The basic idea of wrapping the mysql queries in the memcached is this:
1)
When inserting or updating records in the DB, also add a
memcached entry, with an expiry period, like say, 1 minute.
2) Then when the app needs to
recover information, first check the
memcached. If it's there, use it, and do not bother the database. If it's not in the
memcached (it expired, r has not been set yet) look in the db for the data, and refer back to item 1) above.
Here is a ruby example that very flexibly stores just about any MySQL query.
not printed here are the mysql handle definition (standard) and the code for the dbupdate! method.
The dbupdate! method is a wrapper for the mysql select and update syntax, so that if a record exists, it will be updated, and if it does not exist, it will be added.
Ok - here are the three total memcached methods:
def mchandle(namespace="pimp")
begin
MemCache.new(MEMCACHEDHOSTS, :namespace => namespace, :multithread => true)

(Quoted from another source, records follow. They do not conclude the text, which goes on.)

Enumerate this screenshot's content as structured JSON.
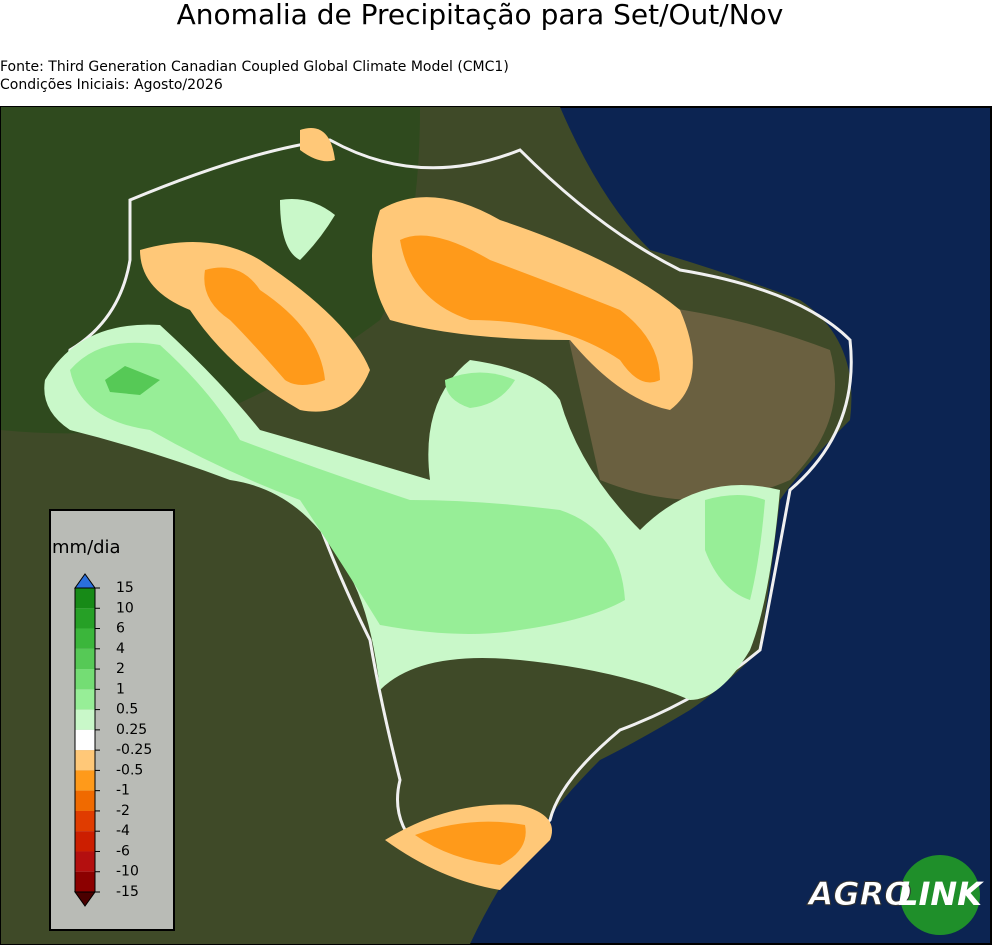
{
  "header": {
    "title": "Anomalia de Precipitação para Set/Out/Nov",
    "source": "Fonte: Third Generation Canadian Coupled Global Climate Model (CMC1)",
    "initial_conditions": "Condições Iniciais: Agosto/2026"
  },
  "legend": {
    "unit": "mm/dia",
    "ticks": [
      "15",
      "10",
      "6",
      "4",
      "2",
      "1",
      "0.5",
      "0.25",
      "-0.25",
      "-0.5",
      "-1",
      "-2",
      "-4",
      "-6",
      "-10",
      "-15"
    ],
    "colors": [
      "#178a17",
      "#26a026",
      "#3bb63b",
      "#56c956",
      "#74dd74",
      "#97ee97",
      "#c9f8c9",
      "#ffffff",
      "#ffc878",
      "#ff9a1a",
      "#f06a00",
      "#e03c00",
      "#cc1e00",
      "#b40f0f",
      "#8c0000"
    ],
    "extend_top_color": "#2a6fdc",
    "extend_bottom_color": "#4a0000"
  },
  "logo": {
    "left": "AGRO",
    "right": "LINK"
  }
}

rescue MemCache::MemCacheError => theerror
$stderr.print("Error creating memcached handle for this thread #{theerror}")
return nil
end
end
def mcput(mchandle,key,value)
begin
mchandle.set(key,value,@expiry) rescue MemCache::MemCacheError => theerror
$stderr.print("Error in Persist::mcput #{theerror}")
raise "Persist:mcput: #{theerror}"
end
end
def mcget(mchandle,key)
begin
mchandle[key]
rescue MemCache::MemCacheError => theerror
$stderr.print("Error in Persist::mcget #{theerror}")

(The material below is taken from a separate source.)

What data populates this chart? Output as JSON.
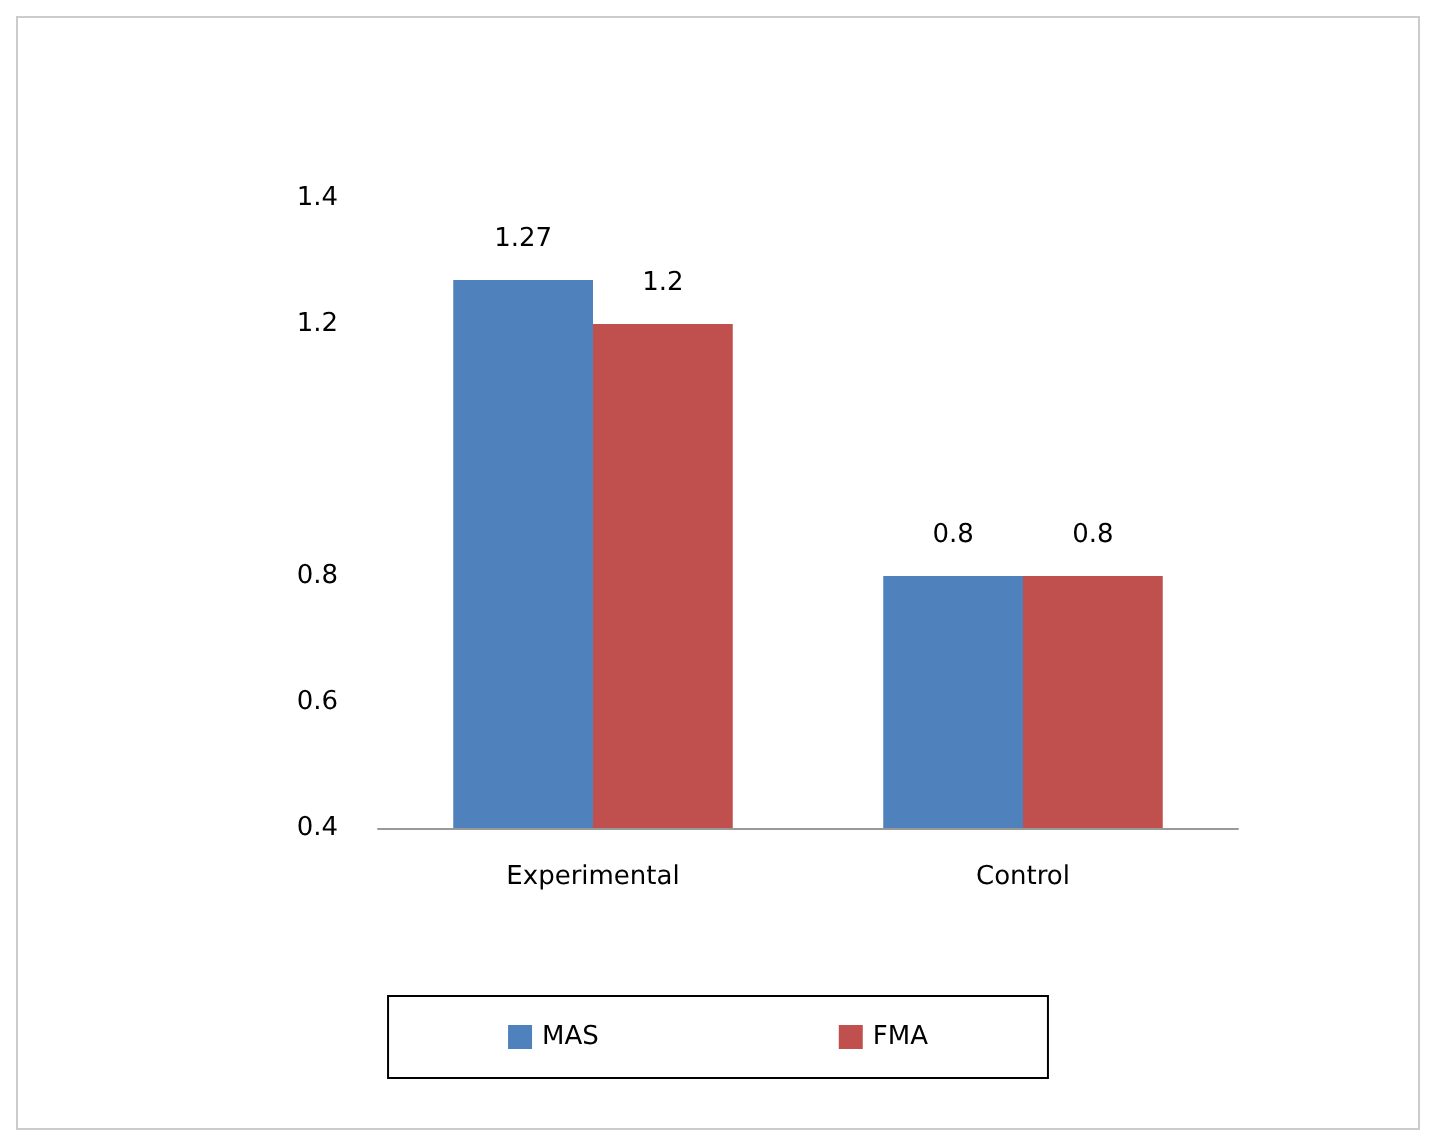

raise "Persist:mcget: #{theerror}"
end
end
So - all that is required is a handle to the memcached, and a get method and a put method.
Now here are the two corresponding Mysql methods: wrapget and wrapput.

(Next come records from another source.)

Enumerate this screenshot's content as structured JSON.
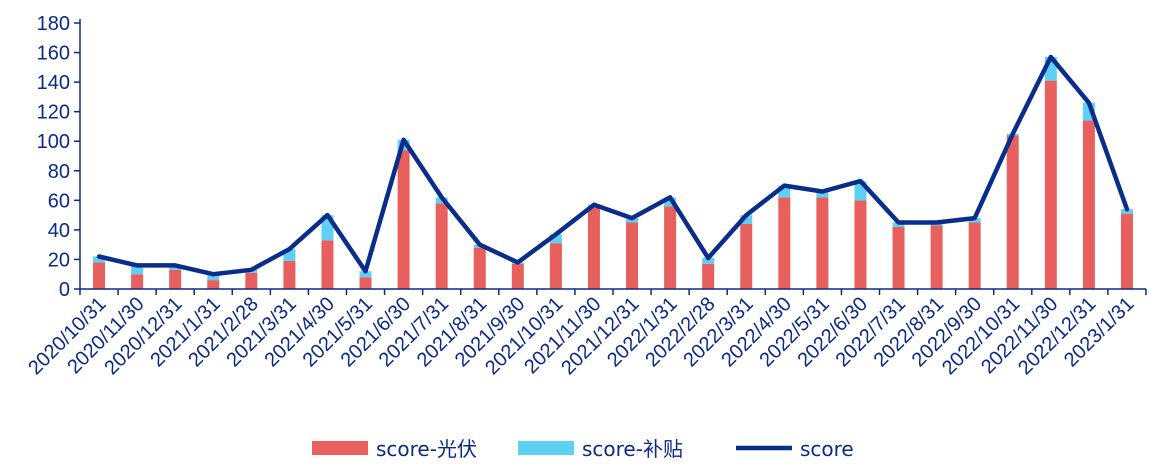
{
  "chart_data": {
    "type": "bar",
    "title": "",
    "xlabel": "",
    "ylabel": "",
    "ylim": [
      0,
      180
    ],
    "yticks": [
      0,
      20,
      40,
      60,
      80,
      100,
      120,
      140,
      160,
      180
    ],
    "grid": false,
    "legend_position": "bottom",
    "categories": [
      "2020/10/31",
      "2020/11/30",
      "2020/12/31",
      "2021/1/31",
      "2021/2/28",
      "2021/3/31",
      "2021/4/30",
      "2021/5/31",
      "2021/6/30",
      "2021/7/31",
      "2021/8/31",
      "2021/9/30",
      "2021/10/31",
      "2021/11/30",
      "2021/12/31",
      "2022/1/31",
      "2022/2/28",
      "2022/3/31",
      "2022/4/30",
      "2022/5/31",
      "2022/6/30",
      "2022/7/31",
      "2022/8/31",
      "2022/9/30",
      "2022/10/31",
      "2022/11/30",
      "2022/12/31",
      "2023/1/31"
    ],
    "series": [
      {
        "name": "score-光伏",
        "type": "bar",
        "stacked": true,
        "color": "#e8605d",
        "values": [
          18,
          10,
          13,
          6,
          11,
          19,
          33,
          8,
          94,
          58,
          28,
          17,
          31,
          55,
          45,
          56,
          17,
          44,
          62,
          62,
          60,
          42,
          43,
          45,
          104,
          141,
          114,
          51
        ]
      },
      {
        "name": "score-补贴",
        "type": "bar",
        "stacked": true,
        "color": "#5fd0f5",
        "values": [
          4,
          6,
          2,
          4,
          2,
          8,
          17,
          4,
          7,
          4,
          2,
          1,
          6,
          2,
          3,
          6,
          4,
          6,
          8,
          4,
          13,
          3,
          2,
          3,
          1,
          16,
          12,
          3
        ]
      },
      {
        "name": "score",
        "type": "line",
        "color": "#0a2d8a",
        "values": [
          22,
          16,
          16,
          10,
          13,
          27,
          50,
          12,
          101,
          62,
          30,
          18,
          37,
          57,
          48,
          62,
          21,
          50,
          70,
          66,
          73,
          45,
          45,
          48,
          105,
          157,
          126,
          54
        ]
      }
    ]
  }
}
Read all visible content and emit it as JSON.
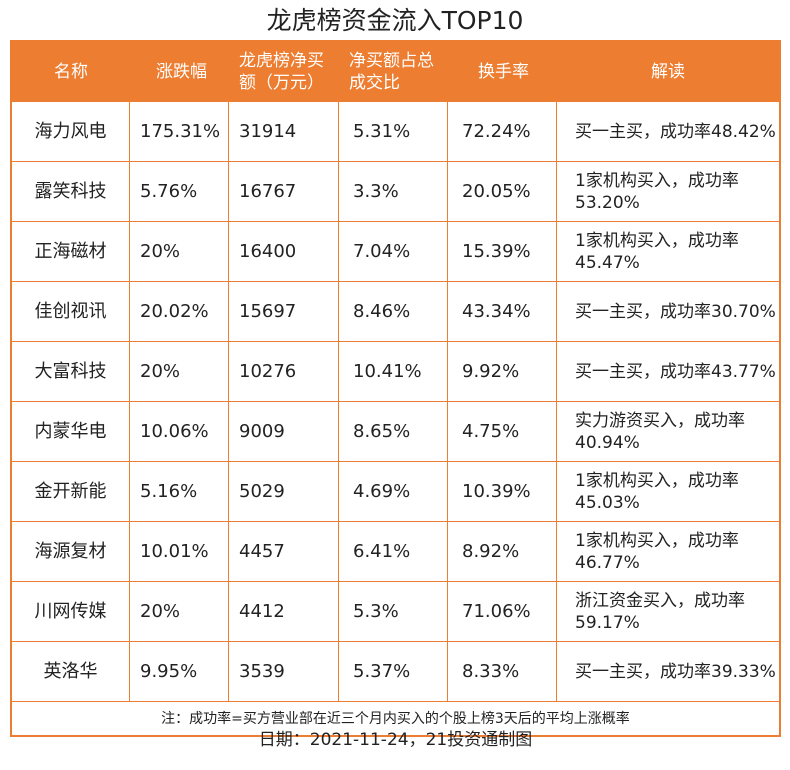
{
  "title": "龙虎榜资金流入TOP10",
  "headers": [
    "名称",
    "涨跌幅",
    "龙虎榜净买额（万元）",
    "净买额占总成交比",
    "换手率",
    "解读"
  ],
  "rows": [
    [
      "海力风电",
      "175.31%",
      "31914",
      "5.31%",
      "72.24%",
      "买一主买，成功率48.42%"
    ],
    [
      "露笑科技",
      "5.76%",
      "16767",
      "3.3%",
      "20.05%",
      "1家机构买入，成功率53.20%"
    ],
    [
      "正海磁材",
      "20%",
      "16400",
      "7.04%",
      "15.39%",
      "1家机构买入，成功率45.47%"
    ],
    [
      "佳创视讯",
      "20.02%",
      "15697",
      "8.46%",
      "43.34%",
      "买一主买，成功率30.70%"
    ],
    [
      "大富科技",
      "20%",
      "10276",
      "10.41%",
      "9.92%",
      "买一主买，成功率43.77%"
    ],
    [
      "内蒙华电",
      "10.06%",
      "9009",
      "8.65%",
      "4.75%",
      "实力游资买入，成功率40.94%"
    ],
    [
      "金开新能",
      "5.16%",
      "5029",
      "4.69%",
      "10.39%",
      "1家机构买入，成功率45.03%"
    ],
    [
      "海源复材",
      "10.01%",
      "4457",
      "6.41%",
      "8.92%",
      "1家机构买入，成功率46.77%"
    ],
    [
      "川网传媒",
      "20%",
      "4412",
      "5.3%",
      "71.06%",
      "浙江资金买入，成功率59.17%"
    ],
    [
      "英洛华",
      "9.95%",
      "3539",
      "5.37%",
      "8.33%",
      "买一主买，成功率39.33%"
    ]
  ],
  "note": "注：成功率=买方营业部在近三个月内买入的个股上榜3天后的平均上涨概率",
  "date": "日期：2021-11-24，21投资通制图",
  "colors": {
    "accent": "#ed7d31"
  }
}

def wrapget(mchandle,dbhandle,table,what,where)
mckey = (where.gsub(/AND|and/,'') +'_'+ what +'_'+ table ).gsub(/[^a-zA-Z0-9_]/,'')
result = mcget(mchandle,mckey)
if(result != nil)
$stderr.print("\ncache HIT: #{mckey}")
else
$stderr.print("\ncache MISS: #{mckey}")
result = dbselect(dbhandle,table,what,where)
if(result.num_rows == 0)
$stderr.print("\ndb MISS: #{mckey}")
else $stderr.print("\ndb HIT: #{mckey}")
cache_result = Array.new
result.each_hash{|x| cache_result.push(x)}
mcput(mchandle,mckey,cache_result)
result = cache_result end
end
result end
def wrapput(mchandle,dbhandle,table,set,where)
mckey = (where.gsub(/AND|and/,'') +'_'+ set.gsub(/=.*?,|=.*$/,'') +'_'+ table).gsub(/[^a-zA-Z0-9_]/,'')
dbupdate!(dbhandle,table,set,where)
set_hash = {}
set.split(',').each{|item| kv = item.split('='); set_hash.store(kv[0],kv[1])}
mcput(mchandle,mckey,[set_hash])
end
One interesting thing to note is that I convert both the insert/update and the select from a MYSQL::RESULT to an Array of hashes like this [{name=>"anthony"}{name=>"musetta"}] which mimics the structure of the mysql result set. This makes the cached result more consistent. And you could read the caches with nodes that have not included the 'mysql.rb' driver, and don't have the compiled mysql client.